Whats the significance of * at the start of a C expression?

Question

Hi Folks, Just a quick question for folks who know a bit of c. Whats the significane fo a * at the start of an expression. as in...

If (this == thisThingOverHere)
ThisThing = *((WORD *) &Array[withThisPosition]);

You can assume WORD is a 16-bit unsigned and Array is an 8 bit byte array. Its surprisingly difficult to try and find out what is going on here.

Cheers

Answer 1

dereference a pointer and get the corresponding value.

example:

#include <stdio.h>

int main(int argc, char **argv) { 
     int *i_ptr;
     int i, j;

     i = 5;
     i_ptr = &i;

     j = *i_ptr;

     printf("%d\n", j);
     return 0;
}

prints 5

In C, you have memory locations (think kind of "boxes"), and values go inside them. Each memory location has an address, and you can store this address into a "pointer variable", which is declared with the type, followed by a *. For example, i_ptr is pointer to integer (int *), while i and j are integers. This means that in memory, three "boxes" have been allocated, two will be ready to contain actual numbers (i and j) and one (i_ptr) will be ready to contain an address to another box, and you inform the compiler that the referred box will contain a number.

with & you get the address of the box from the box name: &i gives you the address of i, and you can store it into i_ptr.

When you have the address of the box and you want to to visit the box and get the value out you use *, e.g. *i_ptr gives you the value contained into the box at the address contained into i_ptr.

Answer 2

this->value is the same as *(this).value it's to dereference the pointer.

Answer 3

C has an important and powerful concept of pointers. You should really learn about them - a good tutorial is available here.

If ptr is a pointer, then *ptr is the value it points to.

Answer 4

You have some missmatched parens in your expression. I am assuming you meant:

ThisThing = *((WORD *) &Array[withThisPosition]);

the

(WORD *) &Array[withThisPosition]

part is of type pointer to WORD. The leading * deferences the pointer.
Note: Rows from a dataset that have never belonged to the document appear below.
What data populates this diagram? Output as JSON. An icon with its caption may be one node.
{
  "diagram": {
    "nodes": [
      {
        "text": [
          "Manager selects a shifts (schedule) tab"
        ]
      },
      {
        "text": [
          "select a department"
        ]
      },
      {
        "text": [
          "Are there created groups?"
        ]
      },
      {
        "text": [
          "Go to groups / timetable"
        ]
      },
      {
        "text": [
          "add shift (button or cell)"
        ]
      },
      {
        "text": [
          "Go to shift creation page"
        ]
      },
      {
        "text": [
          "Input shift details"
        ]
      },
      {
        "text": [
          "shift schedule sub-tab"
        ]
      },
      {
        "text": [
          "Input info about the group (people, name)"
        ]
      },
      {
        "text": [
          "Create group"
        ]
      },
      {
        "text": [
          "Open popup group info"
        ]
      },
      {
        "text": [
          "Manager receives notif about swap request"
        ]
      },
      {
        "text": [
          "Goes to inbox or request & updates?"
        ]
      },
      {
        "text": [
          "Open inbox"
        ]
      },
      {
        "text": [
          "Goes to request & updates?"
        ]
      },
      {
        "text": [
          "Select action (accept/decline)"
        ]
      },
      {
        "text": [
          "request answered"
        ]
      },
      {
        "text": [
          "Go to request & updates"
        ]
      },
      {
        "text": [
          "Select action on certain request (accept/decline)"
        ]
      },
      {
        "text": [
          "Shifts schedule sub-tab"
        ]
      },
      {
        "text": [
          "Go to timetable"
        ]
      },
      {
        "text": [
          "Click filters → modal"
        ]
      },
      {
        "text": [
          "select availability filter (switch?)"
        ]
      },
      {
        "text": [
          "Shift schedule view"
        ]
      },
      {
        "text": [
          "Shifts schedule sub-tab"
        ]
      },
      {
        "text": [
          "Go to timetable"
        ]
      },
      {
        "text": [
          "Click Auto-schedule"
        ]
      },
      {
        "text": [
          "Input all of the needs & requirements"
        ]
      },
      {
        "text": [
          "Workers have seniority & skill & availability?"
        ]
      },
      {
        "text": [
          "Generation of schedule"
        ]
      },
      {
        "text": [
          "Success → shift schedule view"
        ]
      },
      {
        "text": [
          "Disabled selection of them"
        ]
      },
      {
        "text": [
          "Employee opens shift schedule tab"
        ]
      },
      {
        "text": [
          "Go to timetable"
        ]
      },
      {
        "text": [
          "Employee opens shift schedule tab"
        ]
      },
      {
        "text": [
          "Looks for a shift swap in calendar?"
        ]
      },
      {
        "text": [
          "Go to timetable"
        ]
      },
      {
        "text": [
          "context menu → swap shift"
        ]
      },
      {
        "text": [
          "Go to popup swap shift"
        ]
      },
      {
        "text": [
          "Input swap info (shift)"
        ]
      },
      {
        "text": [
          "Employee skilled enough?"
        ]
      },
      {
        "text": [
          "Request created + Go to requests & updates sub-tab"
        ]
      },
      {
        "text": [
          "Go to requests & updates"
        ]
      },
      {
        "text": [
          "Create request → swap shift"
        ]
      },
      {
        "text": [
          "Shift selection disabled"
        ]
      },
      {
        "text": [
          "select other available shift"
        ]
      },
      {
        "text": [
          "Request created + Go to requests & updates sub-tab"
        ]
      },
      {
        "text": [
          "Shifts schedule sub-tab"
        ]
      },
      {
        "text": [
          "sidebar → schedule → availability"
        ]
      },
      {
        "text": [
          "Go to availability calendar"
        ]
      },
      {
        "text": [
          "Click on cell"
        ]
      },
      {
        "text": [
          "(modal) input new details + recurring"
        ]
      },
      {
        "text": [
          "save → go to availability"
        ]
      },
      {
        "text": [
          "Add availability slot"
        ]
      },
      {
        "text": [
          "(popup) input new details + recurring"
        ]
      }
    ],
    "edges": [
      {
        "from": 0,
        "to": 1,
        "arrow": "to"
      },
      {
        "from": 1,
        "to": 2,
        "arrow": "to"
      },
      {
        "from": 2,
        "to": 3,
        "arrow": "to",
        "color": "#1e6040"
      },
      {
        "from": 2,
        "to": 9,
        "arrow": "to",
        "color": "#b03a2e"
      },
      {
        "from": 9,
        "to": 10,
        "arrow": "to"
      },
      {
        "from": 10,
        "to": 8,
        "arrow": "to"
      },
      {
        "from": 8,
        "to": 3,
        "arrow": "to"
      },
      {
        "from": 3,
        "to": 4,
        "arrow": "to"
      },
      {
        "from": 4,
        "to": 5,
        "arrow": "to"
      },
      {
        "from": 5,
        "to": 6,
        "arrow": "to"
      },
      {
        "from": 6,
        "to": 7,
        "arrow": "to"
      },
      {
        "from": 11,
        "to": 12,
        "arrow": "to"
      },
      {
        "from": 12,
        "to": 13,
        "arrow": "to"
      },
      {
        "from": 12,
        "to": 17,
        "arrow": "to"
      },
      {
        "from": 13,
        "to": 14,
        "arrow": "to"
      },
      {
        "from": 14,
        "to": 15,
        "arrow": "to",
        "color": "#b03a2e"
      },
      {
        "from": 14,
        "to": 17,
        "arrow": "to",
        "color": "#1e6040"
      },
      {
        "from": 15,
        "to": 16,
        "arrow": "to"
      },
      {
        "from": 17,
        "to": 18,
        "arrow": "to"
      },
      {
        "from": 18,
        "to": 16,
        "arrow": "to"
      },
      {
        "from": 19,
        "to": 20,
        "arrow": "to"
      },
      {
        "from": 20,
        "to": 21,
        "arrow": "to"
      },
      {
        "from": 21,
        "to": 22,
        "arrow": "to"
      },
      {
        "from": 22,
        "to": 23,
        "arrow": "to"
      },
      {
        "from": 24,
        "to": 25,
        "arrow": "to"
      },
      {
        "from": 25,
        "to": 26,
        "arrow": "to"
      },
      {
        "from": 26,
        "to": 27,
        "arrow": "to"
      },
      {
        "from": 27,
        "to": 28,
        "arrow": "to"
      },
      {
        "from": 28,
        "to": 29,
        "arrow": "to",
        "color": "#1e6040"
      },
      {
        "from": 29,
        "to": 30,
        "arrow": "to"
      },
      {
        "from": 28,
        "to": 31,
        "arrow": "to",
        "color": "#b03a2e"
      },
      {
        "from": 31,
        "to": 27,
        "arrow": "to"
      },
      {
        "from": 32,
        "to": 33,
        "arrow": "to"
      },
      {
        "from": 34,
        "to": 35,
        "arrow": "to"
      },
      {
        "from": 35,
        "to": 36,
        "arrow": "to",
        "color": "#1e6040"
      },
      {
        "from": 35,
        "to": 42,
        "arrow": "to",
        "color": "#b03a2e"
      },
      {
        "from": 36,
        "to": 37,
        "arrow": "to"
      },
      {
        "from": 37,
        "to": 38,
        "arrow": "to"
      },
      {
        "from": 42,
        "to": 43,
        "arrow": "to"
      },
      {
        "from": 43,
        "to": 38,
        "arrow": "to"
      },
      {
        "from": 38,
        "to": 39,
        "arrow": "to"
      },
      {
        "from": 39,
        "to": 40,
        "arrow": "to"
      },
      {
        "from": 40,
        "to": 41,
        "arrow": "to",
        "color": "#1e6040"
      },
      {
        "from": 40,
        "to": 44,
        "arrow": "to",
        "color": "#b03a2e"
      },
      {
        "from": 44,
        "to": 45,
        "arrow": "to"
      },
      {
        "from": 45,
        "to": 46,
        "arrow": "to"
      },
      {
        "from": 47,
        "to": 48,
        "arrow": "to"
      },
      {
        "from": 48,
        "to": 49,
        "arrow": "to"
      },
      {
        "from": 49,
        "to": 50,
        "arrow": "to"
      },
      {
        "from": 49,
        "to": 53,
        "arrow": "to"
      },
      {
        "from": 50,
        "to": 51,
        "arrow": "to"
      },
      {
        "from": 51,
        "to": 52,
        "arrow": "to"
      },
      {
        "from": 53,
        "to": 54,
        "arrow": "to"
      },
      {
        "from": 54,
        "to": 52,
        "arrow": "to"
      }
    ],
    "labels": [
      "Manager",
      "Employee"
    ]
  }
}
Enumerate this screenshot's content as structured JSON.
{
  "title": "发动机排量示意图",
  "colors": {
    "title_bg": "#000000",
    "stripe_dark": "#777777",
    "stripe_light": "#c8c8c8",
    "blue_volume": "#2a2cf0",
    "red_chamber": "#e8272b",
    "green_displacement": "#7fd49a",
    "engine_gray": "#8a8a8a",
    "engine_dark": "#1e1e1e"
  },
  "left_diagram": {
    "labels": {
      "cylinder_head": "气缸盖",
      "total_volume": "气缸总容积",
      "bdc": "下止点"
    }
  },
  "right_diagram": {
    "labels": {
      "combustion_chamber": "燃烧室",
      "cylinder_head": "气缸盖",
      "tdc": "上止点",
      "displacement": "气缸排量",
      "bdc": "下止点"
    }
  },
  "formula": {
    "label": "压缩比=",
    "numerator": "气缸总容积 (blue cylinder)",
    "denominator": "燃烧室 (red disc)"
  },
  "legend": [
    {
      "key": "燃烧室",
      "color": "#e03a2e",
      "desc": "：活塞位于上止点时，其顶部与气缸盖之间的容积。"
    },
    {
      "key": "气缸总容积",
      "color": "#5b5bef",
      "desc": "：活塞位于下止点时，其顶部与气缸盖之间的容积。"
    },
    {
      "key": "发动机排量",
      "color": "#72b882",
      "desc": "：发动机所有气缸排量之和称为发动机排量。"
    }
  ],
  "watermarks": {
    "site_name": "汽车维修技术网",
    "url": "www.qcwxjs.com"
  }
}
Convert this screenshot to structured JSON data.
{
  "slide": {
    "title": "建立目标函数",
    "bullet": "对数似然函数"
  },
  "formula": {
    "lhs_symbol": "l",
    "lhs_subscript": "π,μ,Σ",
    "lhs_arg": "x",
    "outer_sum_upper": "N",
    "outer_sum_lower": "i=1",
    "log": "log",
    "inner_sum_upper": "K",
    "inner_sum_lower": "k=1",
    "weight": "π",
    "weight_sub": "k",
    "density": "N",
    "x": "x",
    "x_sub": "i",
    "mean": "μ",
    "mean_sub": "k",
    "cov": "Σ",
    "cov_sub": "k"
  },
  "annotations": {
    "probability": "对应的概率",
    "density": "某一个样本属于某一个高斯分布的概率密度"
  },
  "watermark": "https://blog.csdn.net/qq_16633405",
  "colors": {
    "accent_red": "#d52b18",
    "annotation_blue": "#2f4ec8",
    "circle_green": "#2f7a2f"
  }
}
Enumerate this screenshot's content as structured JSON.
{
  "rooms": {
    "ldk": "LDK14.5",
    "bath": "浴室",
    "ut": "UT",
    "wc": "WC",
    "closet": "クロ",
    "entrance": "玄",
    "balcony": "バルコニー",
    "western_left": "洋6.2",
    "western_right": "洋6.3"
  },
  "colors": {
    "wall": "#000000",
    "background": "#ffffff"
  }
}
So

*((WORD *) &Array[withThisPosition])

is of type WORD.

Answer 5

It's probably easiest to look at the expression in pieces, then put them together.

&Array[withThisPosition]

This much gets the address of the element at withThisPosition in the array Array. If you chose to, you could write it as: Array+withThisPosition instead.

(WORD *)

This it saying to take whatever comes after it (the bit above) and treat it as a pointer to a WORD.

The initial *, then says to dereference that pointer -- i.e. look at whatever it points at.

Overall, this is finding a position (withThisPosition) in Array, and looking at a WORD at that address, and assigning the value of that word to ThisThing.

Answer 6

The use of * in C is a little confusing because it has two different but related meanings. Your example is confusing because BOTH of those meanings are used in the same line of code.

When immediately adjacent to a type, the * is a modifier that indicates you are referring to a pointer to that type. This is most commonly seen in variable declarations, but can be used in casts as well, as you see here with (WORD *).

When not used with a type, * is a unary operator that dereferences a pointer. In other words, it takes the value of the operand, treats it as a memory location, and returns the contents of that location. The operator also determines what variable type the operand is pointer to, and cast the value at the memory location to that type. The compiler will usually do checking to ensure that the operand is in fact a pointer. In this case, the compiler knows &Array[withThisPosition]) is a pointer to a byte, because Array is an array of bytes.

Getting back to your question, USUALLY when * is at the beginning of a C statement, it is the dereference operator, but I won't guarantee this is always the case.

Pointers gave me way fewer headaches once I separated the two meanings of * in my brain.